1. A Orquestra Clássica da Madeira (doravante "OCM") teve origem na Orquestra de Câmara[1] da Madeira, é uma conhecida instituição de música clássica da Região Autónoma da Madeira, que integra músicos de reconhecido mérito nacional e internacional, e que apresenta concertos e programas musicais em Portugal e no estrangeiro.

2. A Associação Orquestra Clássica da Madeira (doravante "AOCM") com o NIPC 511029950 e com sede na Travessa das Capuchinhas, n° 4, na cidade do Funchal, é uma pessoa coletiva de utilidade pública e que tem como objeto a promoção e o ensino da arte e cultura, nomeadamente na área da música clássica.

3. Até ao ano de 2006 toda a atividade da OCM foi organizada e tutelada pela AOCM, nomeadamente, e não de forma exaustiva, na gestão dos concertos, da contratação dos músicos, aquisição de material, deslocações e viagens, orçamentação e pagamentos, bem como na gestão dos associados.

4. A Fundação Madeira Classic (doravante "FMC") com o NIPC 510399134 e com a sede na Travessa das C..., n° ..., na cidade do Funchal é uma fundação sem fins lucrativos criada pelo Governo Regional da Madeira e pela Associação Orquestra Clássica da Madeira em 8.03.2006, tendo como objeto principal a promoção da música, dinamização da cultura e prática musical e gestão de orquestras e agrupamentos de música erudita.

5. A partir da sua criação, em 2006, a sua principal atividade foi a gestão e dinamização da Orquestra Clássica da Madeira, substituindo nestas funções a AOCM, que passou apenas a fazer a gestão dos associados.

6. Em 6 de dezembro de 2012, por razões ligadas à alteração legislativa do regime das Fundações pela Lei n° 1/2012, de 3 de janeiro, por deliberação do plenário do Conselho do Governo, foi determinada a cessação da participação do Governo Regional da Madeira e a sua respetiva extinção, com efeitos a partir de 1.01.2013, em conformidade com a Resolução n° 1042/2012, publicada no JORAM, Ia Série, n° 167, de 14.12.2012.
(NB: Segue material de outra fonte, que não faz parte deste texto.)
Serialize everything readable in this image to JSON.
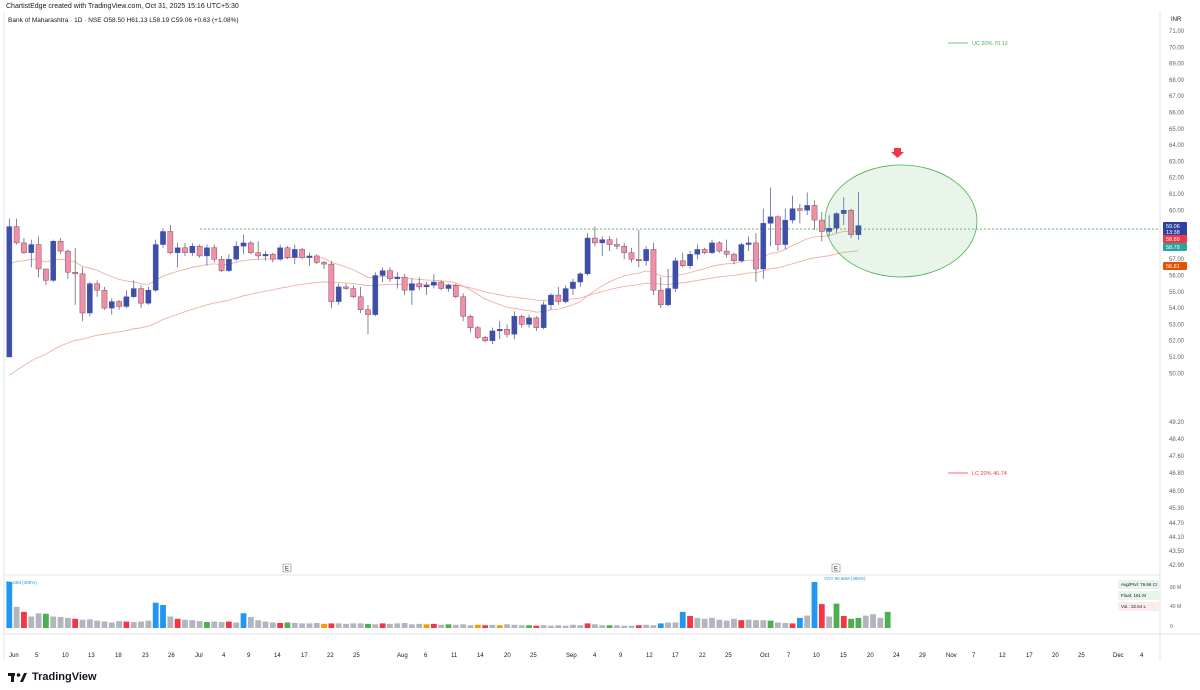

7. A Associação Notas e Sinfonias Atlânticas (doravante "ANSA"), com o NIPC 510643370 e com a sua sede na Av. ..., n° ..., na cidade do Funchal é uma instituição de direito privada sem fins lucrativos e tem como objeto principal a gestão e dinamização da Orquestra Clássica da Madeira.

8. A ANSA formalizada pela escritura pública no dia 27.05.2013 veio no seguimento da Resolução n° 469/2013 do Governo Regional da Madeira, que autorizou a participação do Governo Regional como sócio fundador da ANSA, sob o expresso desígnio desta gerir e dinamizar a COM, bem como tem uma participação da AOCM.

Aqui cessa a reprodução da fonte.